Auch Ruth Humbel weiterhin im Training
Bei so viel Trainingsfleiss und Motivation seitens der jungen Eliteläufer interessiert natürlich auch die Meinung und das Befinden der politischsten OL-Läuferin des Kantons. Auch Ruth Humbel, CVP-Nationalrätin, ehemalige OL-Nationalkaderläuferin und aktuell bei Laufwettkämpfen und OL’s eine der besten Seniorinnen des Landes, hat fleissig – zu Fuss, meist im Gebiet Baldegg – Gebenstorfer Horn – weitertrainiert. Sie hat sich unheimlich gefreut, gefühlsmässig noch nie so viele Leute im Wald Sporttreiben zu sehen.
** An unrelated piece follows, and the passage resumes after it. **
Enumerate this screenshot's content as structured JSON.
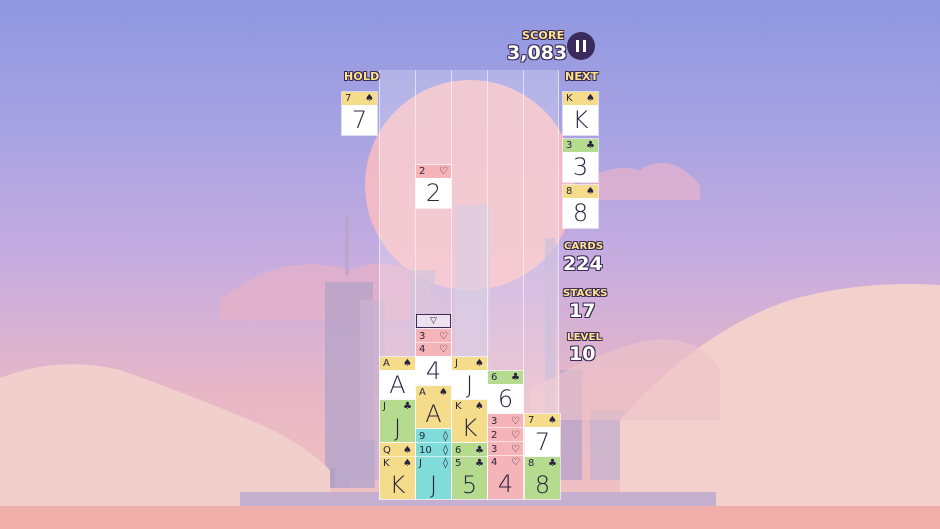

Bei der ganzen Misere hofft sie sehr, dass da «etwas» hängen bleibt. Bezüglich Techniktrainings am PC lacht sie: «Ich wusste nicht mal, dass es das gibt – ich hoffe einfach, ich finde die Posten nach der Krise auch sonst». Und angesprochen auf ihre Einschätzung, wann es dann wieder losgehen werde, meint sie, dass es schwierig sei, dies abzuschätzen. Gute Schutzkonzepte seien zentral. Diesbezüglich hat der OL-Verband vorbildliche Arbeit geleistet. Dass der ehemalige Ständerat Konrad Graber neuer Schweizer Verbandspräsident ist, sei ein Glücksfall für den OL-Sport. Im Übrigen seien auch die Herren Koch und Berset sehr läufer-affin. Aber trotz aller Sympathie für die (OL-)Läufer aus Politik-Kreisen glaubt sie nicht an eine normale Herbstsaison für die Breitensportler. «Zu hoffen ist, dass einige OL’s bei welchen es möglich ist, die Sicherheitsstandards einzuhalten, organisiert werden können», meint die engagierte Politikerin zum Schluss.
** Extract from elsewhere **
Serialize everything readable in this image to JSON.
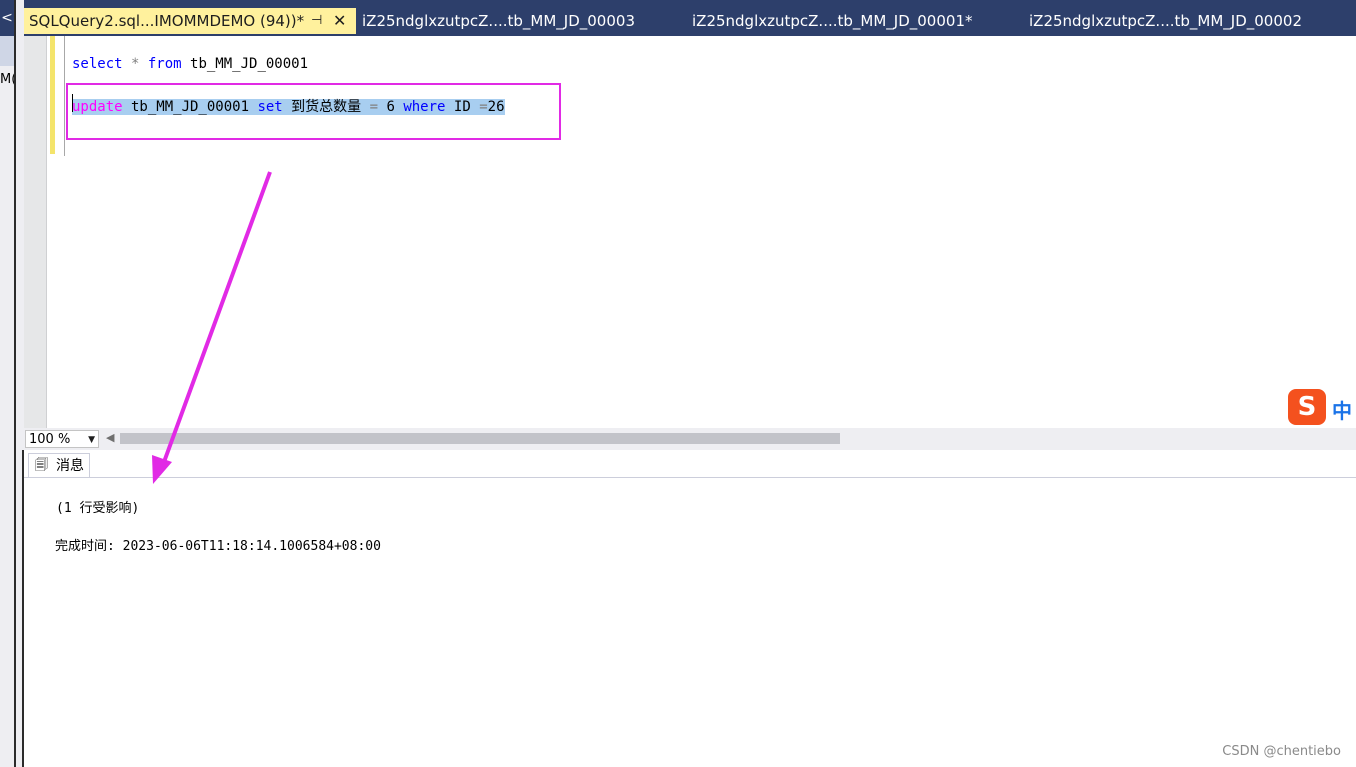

Obige Beispiele zeigen: Orientierungsläufer und Laufsportler waren und sind während der Corona-Krise in einer sehr komfortablen Situation. Sie konnten mit nur wenigen, verkraftbaren Einschränkungen weiter trainieren und sich fit halten. Das Einzige, was nicht nur sie, sondern die ganze Bevölkerung vermisste, war die soziale Komponente – sprich das gemütliche Zusammensein nach Wettkämpfen  - und, um Siri Suter noch zu zitieren: «Ab und zu wäre ich gerne mit einem Gschpänli gelaufen».